Pas plus tard que l’autre jour, un mercredi précisément journée des enfants, une mère de famille s’adressant à une autre lui dit :

-« C’est incroyable, je suis plus fatiguée quand je reste à la maison que lorsque je vais au travail » !

Mais c’est quoi le travail !

Dans les milieux  instruits, « être chez soi pour élever ses enfants» est la plupart du temps signe de faiblesses culturelle et intellectuelle que l’ on ne peut pas associer spontanément à un choix cérébral mais plutôt à un choix de cœur. Une intellectuelle ne peut pas trouver son compte en restant chez elle, ses neurones sont à l’abandon, ses diplômes oubliés, sa carrière sacrifiée elle risque même de devenir inintéressante .

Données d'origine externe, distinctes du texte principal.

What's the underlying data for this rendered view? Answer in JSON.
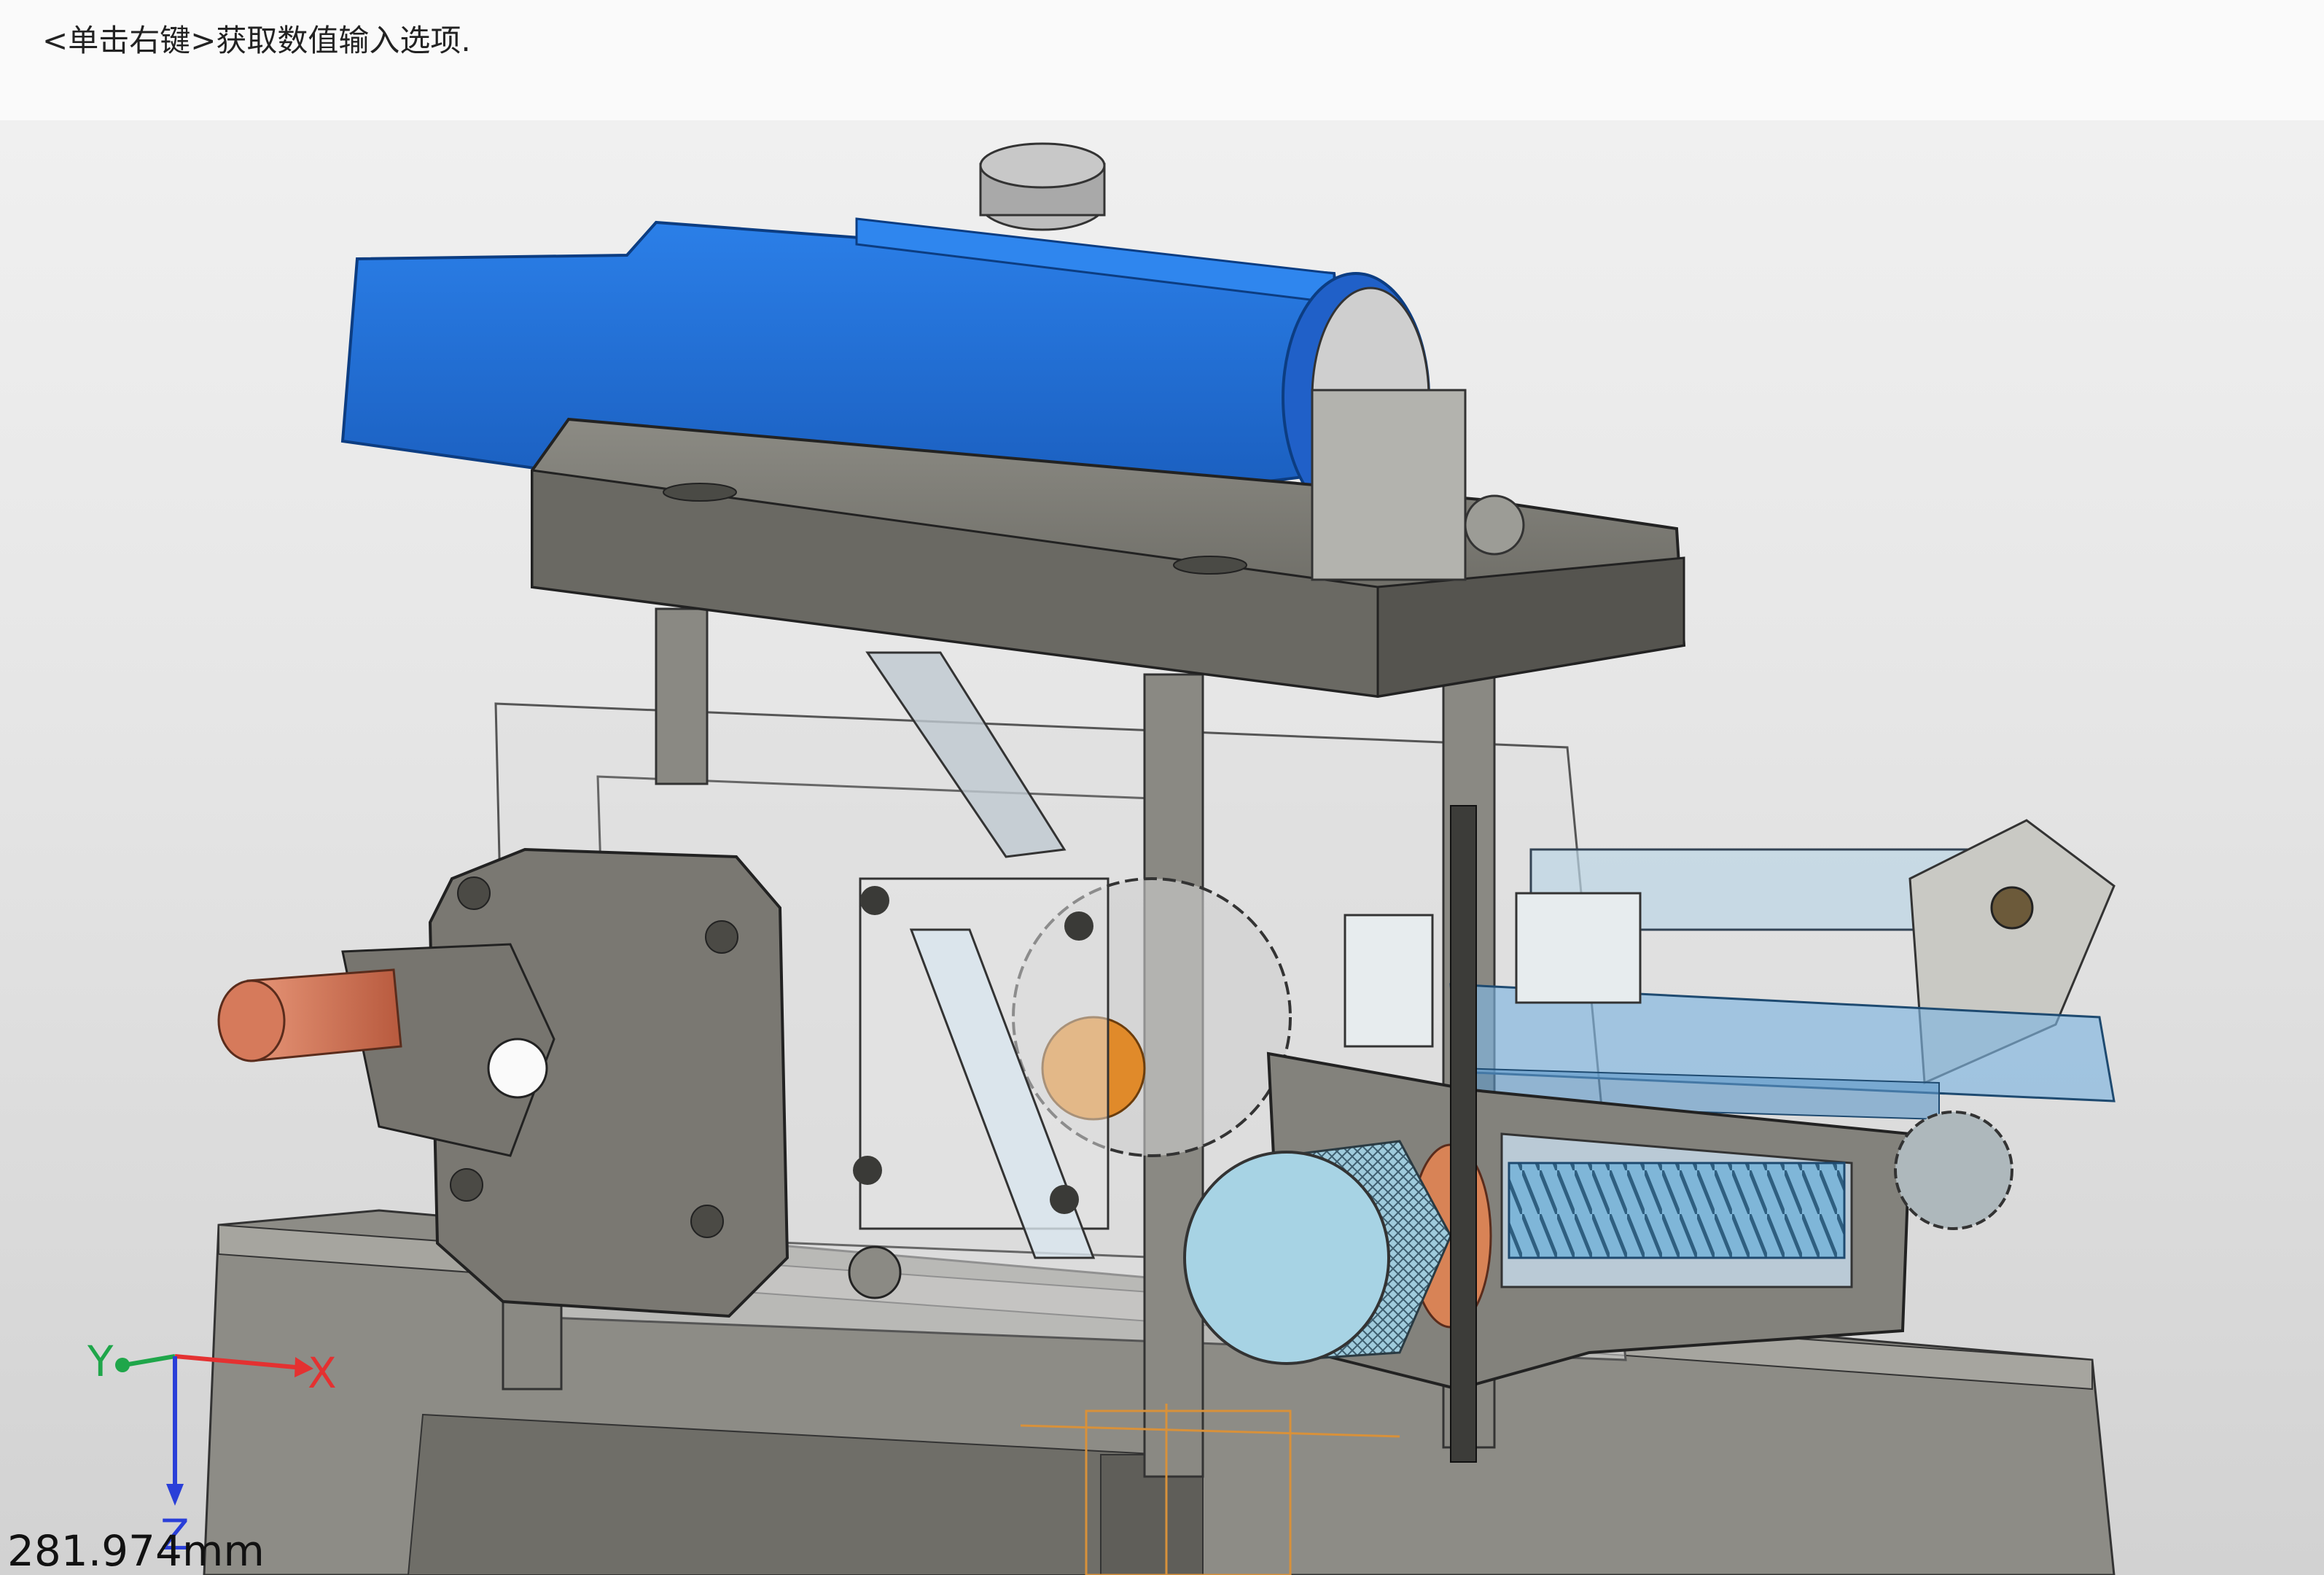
{
  "prompt": {
    "text": "<单击右键>获取数值输入选项."
  },
  "viewport": {
    "axes": {
      "x_label": "X",
      "y_label": "Y",
      "z_label": "Z"
    },
    "measurement": "281.974mm",
    "colors": {
      "blue_part": "#1f6fd8",
      "gray_part": "#7b7a73",
      "copper_shaft": "#d8785a",
      "orange_bearing": "#e08a2a",
      "knob": "#a7d3e4",
      "transparent_blue": "#7fb5e0"
    }
  }
}
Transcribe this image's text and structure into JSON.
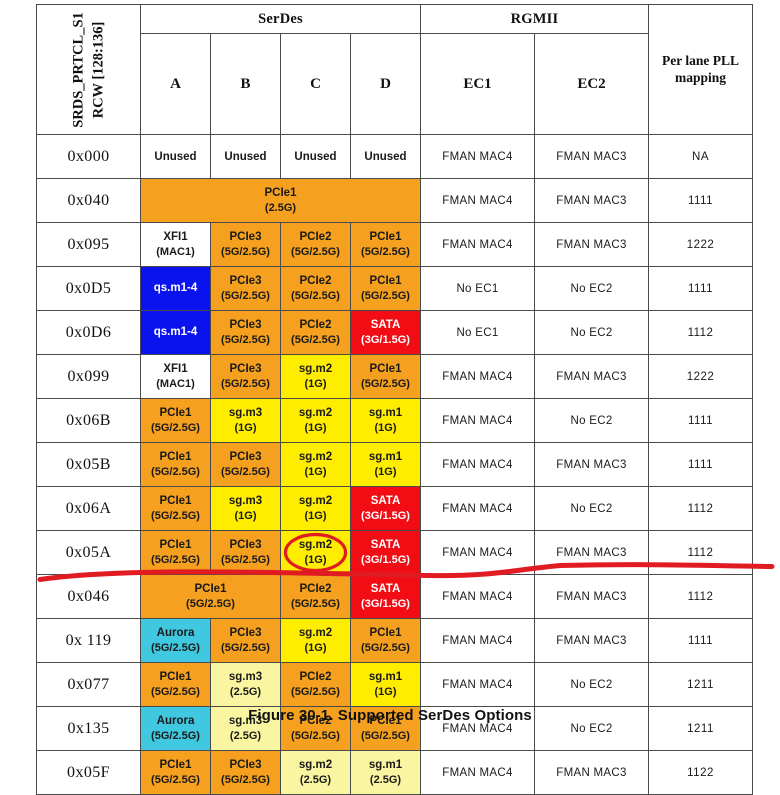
{
  "figure": {
    "caption": "Figure 30-1. Supported SerDes Options"
  },
  "table": {
    "header": {
      "rcw_label": "SRDS_PRTCL_S1\nRCW [128:136]",
      "rcw_line1": "SRDS_PRTCL_S1",
      "rcw_line2": "RCW [128:136]",
      "serdes_group": "SerDes",
      "rgmii_group": "RGMII",
      "serdes_cols": [
        "A",
        "B",
        "C",
        "D"
      ],
      "rgmii_cols": [
        "EC1",
        "EC2"
      ],
      "pll_line1": "Per lane PLL",
      "pll_line2": "mapping"
    },
    "rows": [
      {
        "code": "0x000",
        "lanes": [
          {
            "name": "Unused",
            "rate": "",
            "fill": "none",
            "span": 1,
            "style": "unused"
          },
          {
            "name": "Unused",
            "rate": "",
            "fill": "none",
            "span": 1,
            "style": "unused"
          },
          {
            "name": "Unused",
            "rate": "",
            "fill": "none",
            "span": 1,
            "style": "unused"
          },
          {
            "name": "Unused",
            "rate": "",
            "fill": "none",
            "span": 1,
            "style": "unused"
          }
        ],
        "ec1": "FMAN MAC4",
        "ec2": "FMAN MAC3",
        "pll": "NA"
      },
      {
        "code": "0x040",
        "lanes": [
          {
            "name": "PCIe1",
            "rate": "(2.5G)",
            "fill": "orange",
            "span": 4,
            "style": "cell"
          }
        ],
        "ec1": "FMAN MAC4",
        "ec2": "FMAN MAC3",
        "pll": "1111"
      },
      {
        "code": "0x095",
        "lanes": [
          {
            "name": "XFI1",
            "rate": "(MAC1)",
            "fill": "none",
            "span": 1,
            "style": "cell"
          },
          {
            "name": "PCIe3",
            "rate": "(5G/2.5G)",
            "fill": "orange",
            "span": 1,
            "style": "cell"
          },
          {
            "name": "PCIe2",
            "rate": "(5G/2.5G)",
            "fill": "orange",
            "span": 1,
            "style": "cell"
          },
          {
            "name": "PCIe1",
            "rate": "(5G/2.5G)",
            "fill": "orange",
            "span": 1,
            "style": "cell"
          }
        ],
        "ec1": "FMAN MAC4",
        "ec2": "FMAN MAC3",
        "pll": "1222"
      },
      {
        "code": "0x0D5",
        "lanes": [
          {
            "name": "qs.m1-4",
            "rate": "",
            "fill": "blue",
            "span": 1,
            "style": "cell"
          },
          {
            "name": "PCIe3",
            "rate": "(5G/2.5G)",
            "fill": "orange",
            "span": 1,
            "style": "cell"
          },
          {
            "name": "PCIe2",
            "rate": "(5G/2.5G)",
            "fill": "orange",
            "span": 1,
            "style": "cell"
          },
          {
            "name": "PCIe1",
            "rate": "(5G/2.5G)",
            "fill": "orange",
            "span": 1,
            "style": "cell"
          }
        ],
        "ec1": "No EC1",
        "ec2": "No EC2",
        "pll": "1111"
      },
      {
        "code": "0x0D6",
        "lanes": [
          {
            "name": "qs.m1-4",
            "rate": "",
            "fill": "blue",
            "span": 1,
            "style": "cell"
          },
          {
            "name": "PCIe3",
            "rate": "(5G/2.5G)",
            "fill": "orange",
            "span": 1,
            "style": "cell"
          },
          {
            "name": "PCIe2",
            "rate": "(5G/2.5G)",
            "fill": "orange",
            "span": 1,
            "style": "cell"
          },
          {
            "name": "SATA",
            "rate": "(3G/1.5G)",
            "fill": "red",
            "span": 1,
            "style": "cell"
          }
        ],
        "ec1": "No EC1",
        "ec2": "No EC2",
        "pll": "1112"
      },
      {
        "code": "0x099",
        "lanes": [
          {
            "name": "XFI1",
            "rate": "(MAC1)",
            "fill": "none",
            "span": 1,
            "style": "cell"
          },
          {
            "name": "PCIe3",
            "rate": "(5G/2.5G)",
            "fill": "orange",
            "span": 1,
            "style": "cell"
          },
          {
            "name": "sg.m2",
            "rate": "(1G)",
            "fill": "yellow",
            "span": 1,
            "style": "cell"
          },
          {
            "name": "PCIe1",
            "rate": "(5G/2.5G)",
            "fill": "orange",
            "span": 1,
            "style": "cell"
          }
        ],
        "ec1": "FMAN MAC4",
        "ec2": "FMAN MAC3",
        "pll": "1222"
      },
      {
        "code": "0x06B",
        "lanes": [
          {
            "name": "PCIe1",
            "rate": "(5G/2.5G)",
            "fill": "orange",
            "span": 1,
            "style": "cell"
          },
          {
            "name": "sg.m3",
            "rate": "(1G)",
            "fill": "yellow",
            "span": 1,
            "style": "cell"
          },
          {
            "name": "sg.m2",
            "rate": "(1G)",
            "fill": "yellow",
            "span": 1,
            "style": "cell"
          },
          {
            "name": "sg.m1",
            "rate": "(1G)",
            "fill": "yellow",
            "span": 1,
            "style": "cell"
          }
        ],
        "ec1": "FMAN MAC4",
        "ec2": "No EC2",
        "pll": "1111"
      },
      {
        "code": "0x05B",
        "lanes": [
          {
            "name": "PCIe1",
            "rate": "(5G/2.5G)",
            "fill": "orange",
            "span": 1,
            "style": "cell"
          },
          {
            "name": "PCIe3",
            "rate": "(5G/2.5G)",
            "fill": "orange",
            "span": 1,
            "style": "cell"
          },
          {
            "name": "sg.m2",
            "rate": "(1G)",
            "fill": "yellow",
            "span": 1,
            "style": "cell"
          },
          {
            "name": "sg.m1",
            "rate": "(1G)",
            "fill": "yellow",
            "span": 1,
            "style": "cell"
          }
        ],
        "ec1": "FMAN MAC4",
        "ec2": "FMAN MAC3",
        "pll": "1111"
      },
      {
        "code": "0x06A",
        "lanes": [
          {
            "name": "PCIe1",
            "rate": "(5G/2.5G)",
            "fill": "orange",
            "span": 1,
            "style": "cell"
          },
          {
            "name": "sg.m3",
            "rate": "(1G)",
            "fill": "yellow",
            "span": 1,
            "style": "cell"
          },
          {
            "name": "sg.m2",
            "rate": "(1G)",
            "fill": "yellow",
            "span": 1,
            "style": "cell"
          },
          {
            "name": "SATA",
            "rate": "(3G/1.5G)",
            "fill": "red",
            "span": 1,
            "style": "cell"
          }
        ],
        "ec1": "FMAN MAC4",
        "ec2": "No EC2",
        "pll": "1112"
      },
      {
        "code": "0x05A",
        "lanes": [
          {
            "name": "PCIe1",
            "rate": "(5G/2.5G)",
            "fill": "orange",
            "span": 1,
            "style": "cell"
          },
          {
            "name": "PCIe3",
            "rate": "(5G/2.5G)",
            "fill": "orange",
            "span": 1,
            "style": "cell"
          },
          {
            "name": "sg.m2",
            "rate": "(1G)",
            "fill": "yellow",
            "span": 1,
            "style": "cell",
            "circled": true
          },
          {
            "name": "SATA",
            "rate": "(3G/1.5G)",
            "fill": "red",
            "span": 1,
            "style": "cell"
          }
        ],
        "ec1": "FMAN MAC4",
        "ec2": "FMAN MAC3",
        "pll": "1112"
      },
      {
        "code": "0x046",
        "lanes": [
          {
            "name": "PCIe1",
            "rate": "(5G/2.5G)",
            "fill": "orange",
            "span": 2,
            "style": "cell"
          },
          {
            "name": "PCIe2",
            "rate": "(5G/2.5G)",
            "fill": "orange",
            "span": 1,
            "style": "cell"
          },
          {
            "name": "SATA",
            "rate": "(3G/1.5G)",
            "fill": "red",
            "span": 1,
            "style": "cell"
          }
        ],
        "ec1": "FMAN MAC4",
        "ec2": "FMAN MAC3",
        "pll": "1112"
      },
      {
        "code": "0x 119",
        "lanes": [
          {
            "name": "Aurora",
            "rate": "(5G/2.5G)",
            "fill": "cyan",
            "span": 1,
            "style": "cell"
          },
          {
            "name": "PCIe3",
            "rate": "(5G/2.5G)",
            "fill": "orange",
            "span": 1,
            "style": "cell"
          },
          {
            "name": "sg.m2",
            "rate": "(1G)",
            "fill": "yellow",
            "span": 1,
            "style": "cell"
          },
          {
            "name": "PCIe1",
            "rate": "(5G/2.5G)",
            "fill": "orange",
            "span": 1,
            "style": "cell"
          }
        ],
        "ec1": "FMAN MAC4",
        "ec2": "FMAN MAC3",
        "pll": "1111"
      },
      {
        "code": "0x077",
        "lanes": [
          {
            "name": "PCIe1",
            "rate": "(5G/2.5G)",
            "fill": "orange",
            "span": 1,
            "style": "cell"
          },
          {
            "name": "sg.m3",
            "rate": "(2.5G)",
            "fill": "lyellow",
            "span": 1,
            "style": "cell"
          },
          {
            "name": "PCIe2",
            "rate": "(5G/2.5G)",
            "fill": "orange",
            "span": 1,
            "style": "cell"
          },
          {
            "name": "sg.m1",
            "rate": "(1G)",
            "fill": "yellow",
            "span": 1,
            "style": "cell"
          }
        ],
        "ec1": "FMAN MAC4",
        "ec2": "No EC2",
        "pll": "1211"
      },
      {
        "code": "0x135",
        "lanes": [
          {
            "name": "Aurora",
            "rate": "(5G/2.5G)",
            "fill": "cyan",
            "span": 1,
            "style": "cell"
          },
          {
            "name": "sg.m3",
            "rate": "(2.5G)",
            "fill": "lyellow",
            "span": 1,
            "style": "cell"
          },
          {
            "name": "PCIe2",
            "rate": "(5G/2.5G)",
            "fill": "orange",
            "span": 1,
            "style": "cell"
          },
          {
            "name": "PCIe1",
            "rate": "(5G/2.5G)",
            "fill": "orange",
            "span": 1,
            "style": "cell"
          }
        ],
        "ec1": "FMAN MAC4",
        "ec2": "No EC2",
        "pll": "1211"
      },
      {
        "code": "0x05F",
        "lanes": [
          {
            "name": "PCIe1",
            "rate": "(5G/2.5G)",
            "fill": "orange",
            "span": 1,
            "style": "cell"
          },
          {
            "name": "PCIe3",
            "rate": "(5G/2.5G)",
            "fill": "orange",
            "span": 1,
            "style": "cell"
          },
          {
            "name": "sg.m2",
            "rate": "(2.5G)",
            "fill": "lyellow",
            "span": 1,
            "style": "cell"
          },
          {
            "name": "sg.m1",
            "rate": "(2.5G)",
            "fill": "lyellow",
            "span": 1,
            "style": "cell"
          }
        ],
        "ec1": "FMAN MAC4",
        "ec2": "FMAN MAC3",
        "pll": "1122"
      }
    ]
  },
  "annotations": {
    "color": "#E01B22",
    "ellipse_target": "0x05A / lane C sg.m2 (1G)",
    "line_label": "hand-drawn horizontal rule below row 0x05A"
  }
}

Dommage ! parce que justement les neurones de ces pensantes contribuent efficacement à façonner dans l’équilibre le plus naturel qui soit  des citoyens pensants et  bien construits, de  ceux qui posent en général le moins de problèmes psychologiques et sanitaires à la société et savent s’y investir et s’engager avec confiance et efficacité.

Un travail de construction humaine n’est pas reconnu lorsqu’il se fait dans l’ombre de nos maisons, la  priorité de reconnaissance est donnée à celles qui courent vers l’extérieur, même si c’est l’enfer pour elles  de trouver des gardes, éducateurs et animateurs divers pour les remplacer .

La reconnaissance est essentielle pour donner sens à nos actes :

  • reconnaissance par le regard des autres,
  • reconnaissance par le salaire et la retraite
  • reconnaissance dans les médias
  • reconnaissance dans la vie publique
  • reconnaissance  par les facilités de reconversion de travail à l’extérieur de chez soi ou chez soi.

Si la reconnaissance dans l’état actuel de notre civilisation passe par tous ces points on ne s’étonnera pas que les mères préfèrent être des «  guerrières » valorisées plutôt  que des « philosophes » oubliées.

Lorsque l’on sait que c’est la somme des pratiques individuelles qui donne la force collective, le moment n’est-il pas venu de faire changer les choses en les imaginant autrement ?

Laurence Fournet

Travail & vie personnelle ,

  1. Sabine M.
    Lundi 8 décembre 2008 à 18:02 | #1

    Remarques très pertinentes sur la base desquelles nous pourrions avancer quelques propositions majeures sur la reconnaissance du travail à domicile et le télétravail ; définition et reconnaissance d’un statut ; salarié d’entreprise, travailleur indépendant, chargé de famille…

    On peut s’enrichir sous certains aspects d’enseignements européens.

  2. Mercredi 18 février 2009 à 22:39 | #2

    Mille fois d’accord avec ce billet, moi qui, bien qu’ayant fait des études, n’ai pris le parti de travailler que pour des raisons financières. Il ne se passe pas de jour sans que je me dise que mes 5 enfants se trouveraient mieux si j’avais pu rester à la maison.
    Mais c’est pas avec Sarko qu’on peut espérer un meilleur sort pour les mères de famille.
    Vous connaissez pas la dernière : il veut faire passer la grossesse de 9 à 6 mois.